The end of the world was Blue Lock’s beginning in hindsight: the U-20 Japan VS Blue Lock match was a new horizon when it came to Japanese football. Everyone was looking forward from the precipice, unaware of the cliff below.
Nagi received the message on the third day of rest. Stay inside, it had said, virus affecting both living and dead tissue mutated, and Nagi didn’t have a problem with isolating all day either way, so it was fine.

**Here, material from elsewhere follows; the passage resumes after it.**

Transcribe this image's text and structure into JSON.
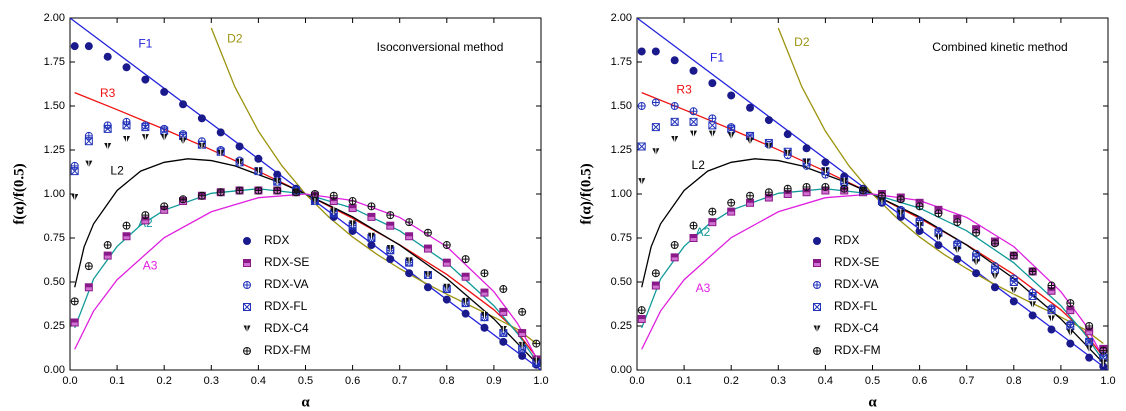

By Sunday, the world had already gone to bloodshed. He distinctly remembered your words when you pulled up to his house in a car that was distinctly not the usual Ba-ya driven limousine, and you told him urgently to get in. Nagi found himself swept away by your request for the second time. The first was professional football. The second was this—the decision that, as he looked at the sudden surge in cases near Hakuho and his apartment system later, he realized was likely the reason for his survival. Nagi was still worried, though…
Your parents were billionaires—even in a lawless world, money was still a substitute for blood—so you and Nagi got by in a military camp. Then that one was raided, and then the next had cases of the virus, and the next was unsecured, and—and, then, the carrier truck you both were in swerved, crashed, and killed the driver. So it was just you two.
But that was what Nagi thought was their natural state. It was always just you two in the end. Even in Armageddon.
An eighteen-year-old Nagi was slumped on a storage case. The abandoned stocking warehouse they found, thank God, it still had functioning electricity somehow; it was likely an outpost flooded out days earlier judging by the bloodstains on the ground. He was playing an offline game on his beaten-up phone. You were looking around.
“Hey, hey, Reo,” Nagi said, trying to attract your attention. His dark eyes never looked up from his phone, “Can we stay in this place a little longer? It’s getting pretty late.”
Nagi asked this question invariably, almost every time they recuperated.